Work.
Author’s note: I’m not sure whether this makes any sense or is much to the purpose. I wrote it instinctively, without thinking, after long hours of editing and rewriting my book, my brain blank and empty from the effort of concentration. I’m going to leave it, as it came out, and hope it means some small thing.
Work is the answer.
Work is the resumption of normality, the balm for the troubled mind, the bulwark against uncontrollable events.
This morning, I worked my mare, steadily, and with concentration. She repaid me with sweetness and softness and willingness. My heart expanded in the golden Scottish light.
I worked my book, and that too seemed to respond as if it were an animate thing. It rose to my fingertips, as they tap tap tapped on the keyboard.

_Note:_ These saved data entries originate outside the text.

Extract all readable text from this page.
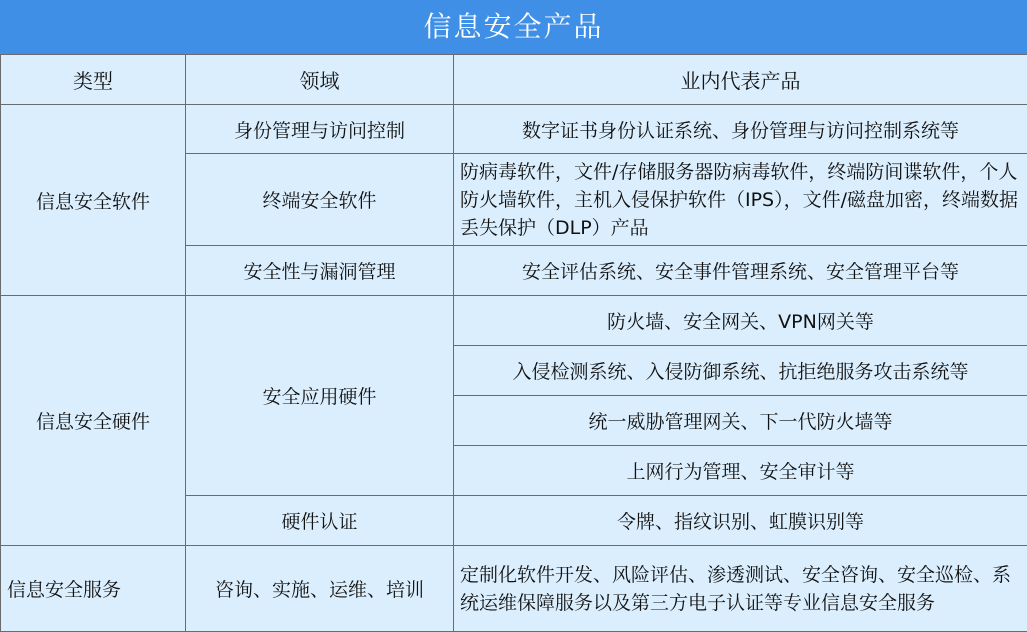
信息安全产品
类型	领域	业内代表产品
信息安全软件	身份管理与访问控制	数字证书身份认证系统、身份管理与访问控制系统等
	终端安全软件	防病毒软件，文件/存储服务器防病毒软件，终端防间谍软件，个人防火墙软件，主机入侵保护软件（IPS），文件/磁盘加密，终端数据丢失保护（DLP）产品
	安全性与漏洞管理	安全评估系统、安全事件管理系统、安全管理平台等
信息安全硬件	安全应用硬件	防火墙、安全网关、VPN网关等
		入侵检测系统、入侵防御系统、抗拒绝服务攻击系统等
		统一威胁管理网关、下一代防火墙等
		上网行为管理、安全审计等
	硬件认证	令牌、指纹识别、虹膜识别等
信息安全服务	咨询、实施、运维、培训	定制化软件开发、风险评估、渗透测试、安全咨询、安全巡检、系统运维保障服务以及第三方电子认证等专业信息安全服务
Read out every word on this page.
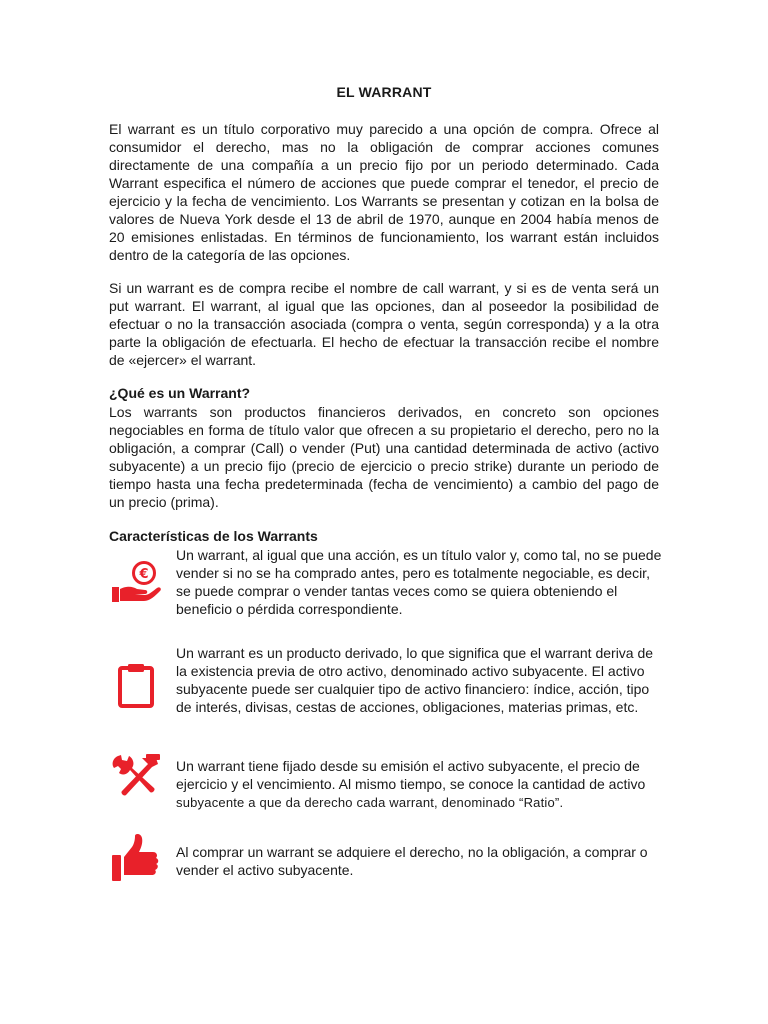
EL WARRANT

El warrant es un título corporativo muy parecido a una opción de compra. Ofrece al consumidor el derecho, mas no la obligación de comprar acciones comunes directamente de una compañía a un precio fijo por un periodo determinado. Cada Warrant especifica el número de acciones que puede comprar el tenedor, el precio de ejercicio y la fecha de vencimiento. Los Warrants se presentan y cotizan en la bolsa de valores de Nueva York desde el 13 de abril de 1970, aunque en 2004 había menos de 20 emisiones enlistadas. En términos de funcionamiento, los warrant están incluidos dentro de la categoría de las opciones.

Si un warrant es de compra recibe el nombre de call warrant, y si es de venta será un put warrant. El warrant, al igual que las opciones, dan al poseedor la posibilidad de efectuar o no la transacción asociada (compra o venta, según corresponda) y a la otra parte la obligación de efectuarla. El hecho de efectuar la transacción recibe el nombre de «ejercer» el warrant.

¿Qué es un Warrant?

Los warrants son productos financieros derivados, en concreto son opciones negociables en forma de título valor que ofrecen a su propietario el derecho, pero no la obligación, a comprar (Call) o vender (Put) una cantidad determinada de activo (activo subyacente) a un precio fijo (precio de ejercicio o precio strike) durante un periodo de tiempo hasta una fecha predeterminada (fecha de vencimiento) a cambio del pago de un precio (prima).

Características de los Warrants

€

Un warrant, al igual que una acción, es un título valor y, como tal, no se puede vender si no se ha comprado antes, pero es totalmente negociable, es decir, se puede comprar o vender tantas veces como se quiera obteniendo el beneficio o pérdida correspondiente.

Un warrant es un producto derivado, lo que significa que el warrant deriva de la existencia previa de otro activo, denominado activo subyacente. El activo subyacente puede ser cualquier tipo de activo financiero: índice, acción, tipo de interés, divisas, cestas de acciones, obligaciones, materias primas, etc.

Un warrant tiene fijado desde su emisión el activo subyacente, el precio de ejercicio y el vencimiento. Al mismo tiempo, se conoce la cantidad de activo subyacente a que da derecho cada warrant, denominado “Ratio”.

Al comprar un warrant se adquiere el derecho, no la obligación, a comprar o vender el activo subyacente.
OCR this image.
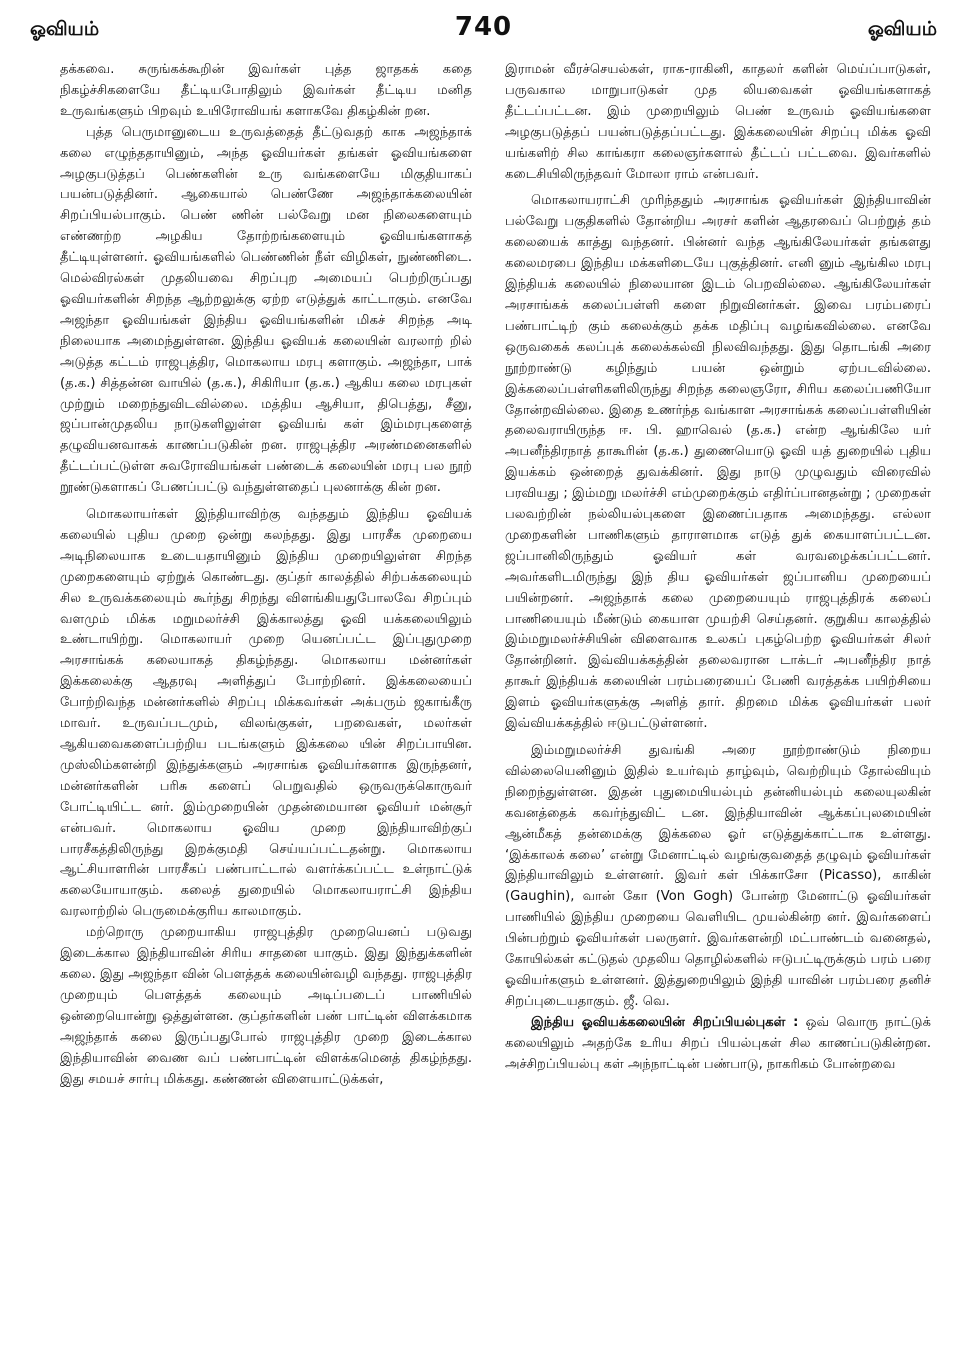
ஓவியம்	740	ஓவியம்

தக்கவை. சுருங்கக்கூறின் இவர்கள் புத்த ஜாதகக் கதை நிகழ்ச்சிகளையே தீட்டியபோதிலும் இவர்கள் தீட்டிய மனித உருவங்களும் பிறவும் உயிரோவியங் களாகவே திகழ்கின் றன.

புத்த பெருமானுடைய உருவத்தைத் தீட்டுவதற் காக அஜந்தாக் கலை எழுந்ததாயினும், அந்த ஓவியர்கள் தங்கள் ஓவியங்களை அழகுபடுத்தப் பெண்களின் உரு வங்களையே மிகுதியாகப் பயன்படுத்தினர். ஆகையால் பெண்ணே அஜந்தாக்கலையின் சிறப்பியல்பாகும். பெண் ணின் பல்வேறு மன நிலைகளையும் எண்ணற்ற அழகிய தோற்றங்களையும் ஓவியங்களாகத் தீட்டியுள்ளனர். ஓவியங்களில் பெண்ணின் நீள் விழிகள், நுண்ணிடை. மெல்விரல்கள் முதலியவை சிறப்புற அமையப் பெற்றிருப்பது ஓவியர்களின் சிறந்த ஆற்றலுக்கு ஏற்ற எடுத்துக் காட்டாகும். எனவே அஜந்தா ஓவியங்கள் இந்திய ஓவியங்களின் மிகச் சிறந்த அடி நிலையாக அமைந்துள்ளன. இந்திய ஓவியக் கலையின் வரலாற் றில் அடுத்த கட்டம் ராஜபுத்திர, மொகலாய மரபு களாகும். அஜந்தா, பாக் (த.க.) சித்தன்ன வாயில் (த.க.), சிகிரியா (த.க.) ஆகிய கலை மரபுகள் முற்றும் மறைந்துவிடவில்லை. மத்திய ஆசியா, திபெத்து, சீனு, ஜப்பான்முதலிய நாடுகளிலுள்ள ஓவியங் கள் இம்மரபுகளைத் தழுவியனவாகக் காணப்படுகின் றன. ராஜபுத்திர அரண்மனைகளில் தீட்டப்பட்டுள்ள சுவரோவியங்கள் பண்டைக் கலையின் மரபு பல நூற் றூண்டுகளாகப் பேணப்பட்டு வந்துள்ளதைப் புலனாக்கு கின் றன.

மொகலாயர்கள் இந்தியாவிற்கு வந்ததும் இந்திய ஓவியக் கலையில் புதிய முறை ஒன்று கலந்தது. இது பாரசீக முறையை அடிநிலையாக உடையதாயினும் இந்திய முறையிலுள்ள சிறந்த முறைகளையும் ஏற்றுக் கொண்டது. குப்தர் காலத்தில் சிற்பக்கலையும் சில உருவக்கலையும் கூர்ந்து சிறந்து விளங்கியதுபோலவே சிறப்பும் வளமும் மிக்க மறுமலர்ச்சி இக்காலத்து ஓவி யக்கலையிலும் உண்டாயிற்று. மொகலாயர் முறை யெனப்பட்ட இப்புதுமுறை அரசாங்கக் கலையாகத் திகழ்ந்தது. மொகலாய மன்னர்கள் இக்கலைக்கு ஆதரவு அளித்துப் போற்றினர். இக்கலையைப் போற்றிவந்த மன்னர்களில் சிறப்பு மிக்கவர்கள் அக்பரும் ஜகாங்கீரு மாவர். உருவப்படமும், விலங்குகள், பறவைகள், மலர்கள் ஆகியவைகளைப்பற்றிய படங்களும் இக்கலை யின் சிறப்பாயின. முஸ்லிம்களன்றி இந்துக்களும் அரசாங்க ஓவியர்களாக இருந்தனர், மன்னர்களின் பரிசு களைப் பெறுவதில் ஒருவருக்கொருவர் போட்டியிட்ட னர். இம்முறையின் முதன்மையான ஓவியர் மன்சூர் என்பவர். மொகலாய ஓவிய முறை இந்தியாவிற்குப் பாரசீகத்திலிருந்து இறக்குமதி செய்யப்பட்டதன்று. மொகலாய ஆட்சியாளரின் பாரசீகப் பண்பாட்டால் வளர்க்கப்பட்ட உள்நாட்டுக் கலையோயாகும். கலைத் துறையில் மொகலாயராட்சி இந்திய வரலாற்றில் பெருமைக்குரிய காலமாகும்.

மற்றொரு முறையாகிய ராஜபுத்திர முறையெனப் படுவது இடைக்கால இந்தியாவின் சிரிய சாதனை யாகும். இது இந்துக்களின் கலை. இது அஜந்தா வின் பௌத்தக் கலையின்வழி வந்தது. ராஜபுத்திர முறையும் பௌத்தக் கலையும் அடிப்படைப் பாணியில் ஒன்றையொன்று ஒத்துள்ளன. குப்தர்களின் பண் பாட்டின் விளக்கமாக அஜந்தாக் கலை இருப்பதுபோல் ராஜபுத்திர முறை இடைக்கால இந்தியாவின் வைண வப் பண்பாட்டின் விளக்கமெனத் திகழ்ந்தது. இது சமயச் சார்பு மிக்கது. கண்ணன் விளையாட்டுக்கள்,

இராமன் வீரச்செயல்கள், ராக-ராகினி, காதலர் களின் மெய்ப்பாடுகள், பருவகால மாறுபாடுகள் முத லியவைகள் ஓவியங்களாகத் தீட்டப்பட்டன. இம் முறையிலும் பெண் உருவம் ஓவியங்களை அழகுபடுத்தப் பயன்படுத்தப்பட்டது. இக்கலையின் சிறப்பு மிக்க ஓவி யங்களிற் சில காங்கரா கலைஞர்களால் தீட்டப் பட்டவை. இவர்களில் கடைசியிலிருந்தவர் மோலா ராம் என்பவர்.

மொகலாயராட்சி முரிந்ததும் அரசாங்க ஓவியர்கள் இந்தியாவின் பல்வேறு பகுதிகளில் தோன்றிய அரசர் களின் ஆதரவைப் பெற்றுத் தம் கலையைக் காத்து வந்தனர். பின்னர் வந்த ஆங்கிலேயர்கள் தங்களது கலைமரபை இந்திய மக்களிடையே புகுத்தினர். எனி னும் ஆங்கில மரபு இந்தியக் கலையில் நிலையான இடம் பெறவில்லை. ஆங்கிலேயர்கள் அரசாங்கக் கலைப்பள்ளி களை நிறுவினர்கள். இவை பரம்பரைப் பண்பாட்டிற் கும் கலைக்கும் தக்க மதிப்பு வழங்கவில்லை. எனவே ஒருவகைக் கலப்புக் கலைக்கல்வி நிலவிவந்தது. இது தொடங்கி அரை நூற்றாண்டு கழிந்தும் பயன் ஒன்றும் ஏற்படவில்லை. இக்கலைப்பள்ளிகளிலிருந்து சிறந்த கலைஞரோ, சிரிய கலைப்பணியோ தோன்றவில்லை. இதை உணர்ந்த வங்காள அரசாங்கக் கலைப்பள்ளியின் தலைவராயிருந்த ஈ. பி. ஹாவெல் (த.க.) என்ற ஆங்கிலே யர் அபனீந்திரநாத் தாகூரின் (த.க.) துணையொடு ஓவி யத் துறையில் புதிய இயக்கம் ஒன்றைத் துவக்கினர். இது நாடு முழுவதும் விரைவில் பரவியது ; இம்மறு மலர்ச்சி எம்முறைக்கும் எதிர்ப்பானதன்று ; முறைகள் பலவற்றின் நல்லியல்புகளை இணைப்பதாக அமைந்தது. எல்லா முறைகளின் பாணிகளும் தாராளமாக எடுத் துக் கையாளப்பட்டன. ஜப்பானிலிருந்தும் ஓவியர் கள் வரவழைக்கப்பட்டனர். அவர்களிடமிருந்து இந் திய ஓவியர்கள் ஜப்பானிய முறையைப் பயின்றனர். அஜந்தாக் கலை முறையையும் ராஜபுத்திரக் கலைப் பாணியையும் மீண்டும் கையாள முயற்சி செய்தனர். குறுகிய காலத்தில் இம்மறுமலர்ச்சியின் விளைவாக உலகப் புகழ்பெற்ற ஓவியர்கள் சிலர் தோன்றினர். இவ்வியக்கத்தின் தலைவரான டாக்டர் அபனீந்திர நாத் தாகூர் இந்தியக் கலையின் பரம்பரையைப் பேணி வரத்தக்க பயிற்சியை இளம் ஓவியர்களுக்கு அளித் தார். திறமை மிக்க ஓவியர்கள் பலர் இவ்வியக்கத்தில் ஈடுபட்டுள்ளனர்.

இம்மறுமலர்ச்சி துவங்கி அரை நூற்றாண்டும் நிறைய வில்லையெனினும் இதில் உயர்வும் தாழ்வும், வெற்றியும் தோல்வியும் நிறைந்துள்ளன. இதன் புதுமையியல்பும் தன்னியல்பும் கலையுலகின் கவனத்தைக் கவர்ந்துவிட் டன. இந்தியாவின் ஆக்கப்புலமையின் ஆன்மீகத் தன்மைக்கு இக்கலை ஓர் எடுத்துக்காட்டாக உள்ளது. ‘இக்காலக் கலை’ என்று மேனாட்டில் வழங்குவதைத் தழுவும் ஓவியர்கள் இந்தியாவிலும் உள்ளனர். இவர் கள் பிக்காசோ (Picasso), காகின் (Gaughin), வான் கோ (Von Gogh) போன்ற மேனாட்டு ஓவியர்கள் பாணியில் இந்திய முறையை வெளியிட முயல்கின்ற னர். இவர்களைப் பின்பற்றும் ஓவியர்கள் பலருளர். இவர்களன்றி மட்பாண்டம் வனைதல், கோயில்கள் கட்டுதல் முதலிய தொழில்களில் ஈடுபட்டிருக்கும் பரம் பரை ஓவியர்களும் உள்ளனர். இத்துறையிலும் இந்தி யாவின் பரம்பரை தனிச் சிறப்புடையதாகும். ஜீ. வெ.

இந்திய ஓவியக்கலையின் சிறப்பியல்புகள் : ஒவ் வொரு நாட்டுக் கலையிலும் அதற்கே உரிய சிறப் பியல்புகள் சில காணப்படுகின்றன. அச்சிறப்பியல்பு கள் அந்நாட்டின் பண்பாடு, நாகரிகம் போன்றவை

My mind was active and engaged.
I’m sometimes not quite sure where my work ethic comes from, and then I remember my parents. My mother taught me that a tired pony had to be bedded down and fed a lovely warm mash and brushed off before I could come in and have my own tea. If we were lucky enough to have ponies, we had to look after them well. That was the deal.
My father rose before dawn every day of his working life, and mucked out three racehorses and rode out two lots and fed and watered and settled his good equine companions. He is remembered for being a roisterer and a boisterer, but at heart, he was a worker. No matter what he had been doing the night before, no matter how many songs he sang or drinks he drank, he would be up at five-thirty and would walk out into the dark, to see to those horses. They gave him speed and strength and heart and honesty, and he gave them the care they deserved in return. That was something he taught me without ever saying a word. It is the legacy he left. It is one of my truest things.